Strona 1 z 1

SMECTA-jakie dawkowanie?

PostNapisane: Sob lis 04, 2006 0:30
przez siliana
moje dorosle kociszcze dostalo dzis biegunki, ale ma apetyt (choc dluzej sie modli nad jedzeniem) i nastroj ok. mam w domu smecte - wyczytalam tu, zeby dac 1/3 torebeczki z woda, ale mam pytanie, jak czesto? i czy na pewno taka dawna, nie wazyc kota? (jest dorosly)

jesli biegunka nadal bedzie trwac jutro, ale kot bedzie pogodny i z apetytem, to jak dlugo mozna podawac smecte i kiedy ew. isc do weta?

wydaje mi sie, ze ta biegunka jest wywolana darmowa probka whiskasa, kotek na codzien je RC. :(

Re: SMECTA-jakie dawkowanie?

PostNapisane: Sob lis 04, 2006 15:24
przez Klaudia
siliana pisze:moje dorosle kociszcze dostalo dzis biegunki, ale ma apetyt (choc dluzej sie modli nad jedzeniem) i nastroj ok. mam w domu smecte - wyczytalam tu, zeby dac 1/3 torebeczki z woda, ale mam pytanie, jak czesto? i czy na pewno taka dawna, nie wazyc kota? (jest dorosly)

jesli biegunka nadal bedzie trwac jutro, ale kot bedzie pogodny i z apetytem, to jak dlugo mozna podawac smecte i kiedy ew. isc do weta?

wydaje mi sie, ze ta biegunka jest wywolana darmowa probka whiskasa, kotek na codzien je RC. :(


Nigdy nie przejmowałam się dawkowaniem smecty.
Rozrabiałam ok pół paczuszki, rozrabiałam z wodą i podawałam po ok 5ml tak co 2h.
Raczej na wyczucie, jak biegunka mocna to podawalam w ciągu dnia nawet całą paczuszkę.

PostNapisane: Sob lis 04, 2006 16:00
przez TyMa
ja też tak podawałam, tylko posypywałam na puszkowe jedzenie. No i dietka!

Re: SMECTA-jakie dawkowanie?

PostNapisane: Nie lis 05, 2006 21:38
przez Biafra
siliana pisze:jesli biegunka nadal bedzie trwac jutro, ale kot bedzie pogodny i z apetytem, to jak dlugo mozna podawac smecte i kiedy ew. isc do weta?
:(


Mój wet zaleca zawsze przy biegunkach szczyptę smecty z wodą w strzykawce, podane do pyska. Przynajmniej 4 razy dziennie.
Poza tym przy biegunce kotek musi pić dużo wody, żeby sie nie odwodnil.

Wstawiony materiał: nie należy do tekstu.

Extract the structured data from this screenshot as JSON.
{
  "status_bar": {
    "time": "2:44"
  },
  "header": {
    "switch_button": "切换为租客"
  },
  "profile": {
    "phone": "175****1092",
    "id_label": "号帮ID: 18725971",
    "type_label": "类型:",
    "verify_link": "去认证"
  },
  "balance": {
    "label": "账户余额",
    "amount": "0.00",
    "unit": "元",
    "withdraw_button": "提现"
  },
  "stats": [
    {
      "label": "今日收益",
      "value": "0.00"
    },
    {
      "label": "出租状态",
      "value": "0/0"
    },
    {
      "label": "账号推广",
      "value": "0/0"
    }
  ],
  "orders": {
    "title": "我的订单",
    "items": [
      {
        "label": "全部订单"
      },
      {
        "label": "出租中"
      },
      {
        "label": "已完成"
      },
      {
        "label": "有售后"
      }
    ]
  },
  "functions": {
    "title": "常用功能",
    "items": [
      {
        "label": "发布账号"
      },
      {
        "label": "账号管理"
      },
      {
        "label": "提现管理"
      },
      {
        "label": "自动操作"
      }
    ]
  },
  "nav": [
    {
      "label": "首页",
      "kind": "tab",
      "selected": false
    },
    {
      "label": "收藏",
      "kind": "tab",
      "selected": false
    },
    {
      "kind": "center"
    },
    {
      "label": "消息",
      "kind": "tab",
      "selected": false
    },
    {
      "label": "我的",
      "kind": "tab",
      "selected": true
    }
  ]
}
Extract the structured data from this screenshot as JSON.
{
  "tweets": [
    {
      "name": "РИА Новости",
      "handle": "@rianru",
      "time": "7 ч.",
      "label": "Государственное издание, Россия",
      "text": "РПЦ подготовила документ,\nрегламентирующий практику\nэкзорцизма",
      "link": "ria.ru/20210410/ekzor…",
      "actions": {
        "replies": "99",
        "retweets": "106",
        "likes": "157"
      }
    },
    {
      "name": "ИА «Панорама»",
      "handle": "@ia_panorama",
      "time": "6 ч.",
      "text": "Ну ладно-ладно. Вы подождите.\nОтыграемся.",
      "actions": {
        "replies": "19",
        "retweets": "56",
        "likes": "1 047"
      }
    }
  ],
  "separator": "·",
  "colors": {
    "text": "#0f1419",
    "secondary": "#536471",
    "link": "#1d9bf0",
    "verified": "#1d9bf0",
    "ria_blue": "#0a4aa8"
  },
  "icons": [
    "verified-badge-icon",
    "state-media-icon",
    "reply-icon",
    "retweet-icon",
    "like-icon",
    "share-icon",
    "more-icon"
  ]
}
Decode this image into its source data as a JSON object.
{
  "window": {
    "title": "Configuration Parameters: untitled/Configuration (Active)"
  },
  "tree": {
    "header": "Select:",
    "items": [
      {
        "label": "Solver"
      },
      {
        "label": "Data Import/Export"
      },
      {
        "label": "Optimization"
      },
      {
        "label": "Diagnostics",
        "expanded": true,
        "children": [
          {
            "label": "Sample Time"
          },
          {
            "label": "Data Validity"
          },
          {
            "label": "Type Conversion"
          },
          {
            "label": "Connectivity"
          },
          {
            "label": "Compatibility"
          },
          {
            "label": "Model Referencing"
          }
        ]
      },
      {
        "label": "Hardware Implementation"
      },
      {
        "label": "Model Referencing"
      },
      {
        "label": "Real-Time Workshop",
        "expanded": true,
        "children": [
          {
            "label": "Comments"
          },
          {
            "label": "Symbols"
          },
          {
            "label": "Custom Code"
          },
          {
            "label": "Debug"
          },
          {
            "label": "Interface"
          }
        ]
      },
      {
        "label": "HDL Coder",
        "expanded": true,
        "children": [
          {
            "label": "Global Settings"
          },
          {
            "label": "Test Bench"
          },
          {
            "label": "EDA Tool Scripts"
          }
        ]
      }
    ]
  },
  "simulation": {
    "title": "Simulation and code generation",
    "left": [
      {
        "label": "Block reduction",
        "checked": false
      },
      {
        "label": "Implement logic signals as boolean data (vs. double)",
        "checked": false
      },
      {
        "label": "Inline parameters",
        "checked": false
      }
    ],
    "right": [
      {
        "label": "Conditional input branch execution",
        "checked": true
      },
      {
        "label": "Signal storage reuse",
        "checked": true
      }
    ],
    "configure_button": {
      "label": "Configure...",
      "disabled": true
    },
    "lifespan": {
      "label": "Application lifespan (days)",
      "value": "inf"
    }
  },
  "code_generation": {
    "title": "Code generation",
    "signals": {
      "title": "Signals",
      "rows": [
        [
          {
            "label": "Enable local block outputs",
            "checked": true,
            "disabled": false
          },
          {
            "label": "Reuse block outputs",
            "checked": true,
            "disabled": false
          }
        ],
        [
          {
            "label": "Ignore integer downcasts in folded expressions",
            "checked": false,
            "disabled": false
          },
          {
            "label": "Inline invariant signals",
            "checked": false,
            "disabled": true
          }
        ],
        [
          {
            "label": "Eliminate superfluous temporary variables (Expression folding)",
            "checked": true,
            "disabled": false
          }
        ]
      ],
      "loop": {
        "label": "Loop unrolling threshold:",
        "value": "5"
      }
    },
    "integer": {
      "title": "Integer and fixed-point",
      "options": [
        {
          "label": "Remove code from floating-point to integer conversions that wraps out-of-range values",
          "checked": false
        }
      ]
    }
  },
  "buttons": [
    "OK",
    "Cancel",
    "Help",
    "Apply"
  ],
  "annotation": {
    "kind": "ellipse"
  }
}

Trochę lepszy bylby nifuroksazyd, bo dziala antybakteryjnie i gdyby to byla jakaś infekcja podany od razu z pewnością by pomógl.
Jeżeli biegunka nie ustąpi po dwóch dniach , to powinnaś iść do weta. Prawdopodobnie poda antybiotyk, jeśli biegunke spowodowaly bakterie.

Ajeżeli sądzisz, że to efekt zmiany karmy, to oczywiście odstawić, podawać smectę i juz jutro powinno być po problemie :wink:

PostNapisane: Śro kwi 08, 2009 16:04
przez adrianna-
czy można Smecte rozrobic z mlekiem dla kotów (Klara) ? Sądze, ze z mlekiem łatwiej byłoby mi kotce podac, bo uwielbia Klare..
Kota ma rozwolnienie, dziś skojarzyłam fakt, ze to może od "Kociej trawki", rozwolnienie ma tylko kotka, ktora jadła tą trawe, druga jej nie ruszała i wszystko ok z qpalem.. Chcę podac Smecte, a jak niepomoże to wtedy do weta. Zmieniłam im karme na Orijena, ale to już dwa tygodnie temu, więc niesądze, zeby dopiero po 2 tygodniach wystąpiła biegunka..

PostNapisane: Śro cze 10, 2009 15:24
przez Kiniaszek
Smekty nie powinno łączyć się z jedzeniem a najlepiej podawać ją w przerwach między posiłkami. Oczywiście zapewnić stały dostęp do wody.